Because I speak at conferences, I have to have a Speaker Showreel. Relax – you can spare yourself my melon and stop watching after 13 seconds if you wish for the purpose of this newsletter.
In those 13 seconds, I refer to leading learning as being about helping folk step into the transformational force that is learning. I see that force as running like a river through any organisation, especially schools. Pretty funky analogy, eh?!
This week, I saw a wonderful practical application of that analogy in the form of Michigan County Sheriff Mitch Swanson amidst the current unrest in the US. Yeah, ‘unrest’ isn’t the right word – I’m just not sure where to find words for whatever is going on over there.
Click here to watch the video, if you haven’t yet stumbled across it on your socials.
Here’s what so impresses me about Swanson that also has implications for Teachers as School Leaders:
- He assumes a position of authority without being authoritarian.
- He abandons any intention to control conduct, for a clear determination to encourage it.
- He knows that forcing emotional people to comply, guarantees conflict.
- He models the behaviours expected and joins in.

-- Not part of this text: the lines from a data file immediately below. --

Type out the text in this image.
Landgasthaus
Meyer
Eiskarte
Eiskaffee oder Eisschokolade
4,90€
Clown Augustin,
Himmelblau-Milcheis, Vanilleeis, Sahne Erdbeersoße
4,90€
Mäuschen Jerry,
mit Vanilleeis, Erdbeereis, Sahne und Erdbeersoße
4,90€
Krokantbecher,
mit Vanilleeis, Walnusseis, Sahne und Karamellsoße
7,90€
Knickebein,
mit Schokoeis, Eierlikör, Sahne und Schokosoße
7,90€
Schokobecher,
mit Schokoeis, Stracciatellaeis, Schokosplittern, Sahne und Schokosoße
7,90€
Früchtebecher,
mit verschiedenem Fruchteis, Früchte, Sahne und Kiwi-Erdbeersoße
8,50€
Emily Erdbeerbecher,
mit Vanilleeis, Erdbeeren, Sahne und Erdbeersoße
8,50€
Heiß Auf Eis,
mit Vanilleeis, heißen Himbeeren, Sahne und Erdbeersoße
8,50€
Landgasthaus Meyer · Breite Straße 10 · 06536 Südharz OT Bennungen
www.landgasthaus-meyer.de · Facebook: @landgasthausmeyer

- He works WITH those he leads rather than doing leadership TO them (those among you with a Restorative Practice bent will know best what that means).
- He comes from a stated intention of love and collaboration rather than seeking to win.
- He sees an opportunity to amplify his intention behaviourally that he didn’t plan for – and takes it anyway.
- He talks with people as he walks establishing a clear two-way learning experience.
That river of angry protestors must have been a little daunting to Swanson – but he stepped directly into it. That took courage. But the benefits are understanding, dialogue and connection – all things that the US could do with more of right now.
That’s leadership. That’s leading learning. If you have students, families or colleagues struggling to step back into the river of learning in your school at the moment – you’re the right person to hold their hand.